Covid-19: envolvimento da microbiota intestinal?

A microbiota intestinal poderá estar implicada na gravidade da Covid-19, através da modulação das respostas imunitárias. Mesmo após a eliminação do vírus, a disbiose persiste nos pacientes infetados.

Publicado em 16 Março 2021
Atualizado em 30 Março 2022

Sobre este artigo

Publicado em 16 Março 2021
Atualizado em 30 Março 2022

Embora a Covid-19 seja principalmente uma afeção respiratória, surgiram recentemente trabalhos que apontam o dedo ao envolvimento da microbiota intestinal. Um novo estudo realizado no início de 2020 poderá confirmar esta hipótese. O referido estudo foi realizado junto de 100 pacientes com Covid-19 em 2 hospitais de Hong Kong (idade média: 36,4 anos; 47 casos ligeiros, 45 moderados, 5 graves e 3 críticos) e 78 controlos que foram recrutados antes da epidemia. Os objetivos eram encontrar uma ligação entre a microbiota intestinal e a gravidade dos casos, e avaliar a persistência de uma possível disbiose após a eliminação do vírus.

Disbiose intestinal nos pacientes Covid-19

A composição da microbiota intestinal de 87 pacientes, cujas fezes foram recolhidas durante a hospitalização, apresentava disbiose (mais espécies pertencentes ao filo Bacteroides e menos ao Actinobacteria) em comparação com os controlos e isto, de acordo com os autores, independentemente de um eventual tratamento antibiótico. Essa composição aparentou estar associada com a gravidade da doença, enquanto o tratamento por antibióticos, que abrangeu 34% dos pacientes, surgiu como o segundo fator explicativo dessa gravidade. Algumas bactérias imunorreguladoras (Faecalibacterium prausnitzii, Bifidobacterium bifidum) foram negativamente correlacionadas com a gravidade após a correção em função do uso de antibióticos e da idade. No entanto, a conceção do estudo (gestão clínica heterogénea, 31% dos pacientes com comorbilidades, etc.) não permite, neste estádio, confirmar os resultados obtidos.

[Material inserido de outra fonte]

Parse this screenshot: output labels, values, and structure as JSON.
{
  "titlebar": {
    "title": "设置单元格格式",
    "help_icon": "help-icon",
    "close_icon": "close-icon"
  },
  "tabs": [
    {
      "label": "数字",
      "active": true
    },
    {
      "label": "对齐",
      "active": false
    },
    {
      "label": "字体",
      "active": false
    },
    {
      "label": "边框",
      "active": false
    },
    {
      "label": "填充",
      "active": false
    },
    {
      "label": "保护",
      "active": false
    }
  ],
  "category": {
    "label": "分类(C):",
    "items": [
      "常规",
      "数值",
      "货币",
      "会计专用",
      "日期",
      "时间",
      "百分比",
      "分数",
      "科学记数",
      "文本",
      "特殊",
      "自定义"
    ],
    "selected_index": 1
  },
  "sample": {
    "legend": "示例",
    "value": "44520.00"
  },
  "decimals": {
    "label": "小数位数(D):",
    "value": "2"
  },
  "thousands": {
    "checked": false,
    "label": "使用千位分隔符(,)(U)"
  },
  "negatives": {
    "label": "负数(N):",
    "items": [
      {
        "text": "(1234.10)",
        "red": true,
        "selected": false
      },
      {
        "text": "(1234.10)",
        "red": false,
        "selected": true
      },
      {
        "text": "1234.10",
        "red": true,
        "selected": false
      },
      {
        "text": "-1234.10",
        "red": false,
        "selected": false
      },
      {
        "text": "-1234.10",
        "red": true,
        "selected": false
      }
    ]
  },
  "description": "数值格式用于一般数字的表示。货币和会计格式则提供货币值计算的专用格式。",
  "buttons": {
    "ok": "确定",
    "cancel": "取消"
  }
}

Resposta imunitária associada

Paralelamente, a disbiose surgia correlacionada com concentrações mais elevadas de citoquinas inflamatórias e outros marcadores sanguíneos. Além disso, a composição da microbiota intestinal podia ser articulada com a dimensão da resposta imunitária à Covid-19 e com as lesões tecidulares associadas, podendo desempenhar um papel na regulação da gravidade da doença. No entanto, há uma outra possível explicação, de acordo com os autores: a disbiose observada poderá ser simplesmente uma reação ao estado de saúde e à situação imunitária dos pacientes, e não estar diretamente envolvida na gravidade da doença.

Disbiose persistente, mesmo após a eliminação do vírus

Por outro lado, a composição da microbiota intestinal de 27 pacientes analisados a até 30 dias após a eliminação do vírus mostrou diferenças em relação aos controlos: mais B. dentium e Lactobacillus ruminis e menos Eubacterium rectale, Ruminococcus bromii, F. prausnitzii e B. longum. E isso independentemente de terem recebido (14 pacientes) ou não (13) antibióticos, embora esse tratamento tendesse a acentuar a diferença. Segundo os autores, esta disbiose pode contribuir para a persistência dos sintomas. No entanto, seria necessária uma monitorização a longo prazo (3 meses a 1 ano após a eliminação do vírus) para se confirmar a ligação entre a disbiose e os sintomas persistentes.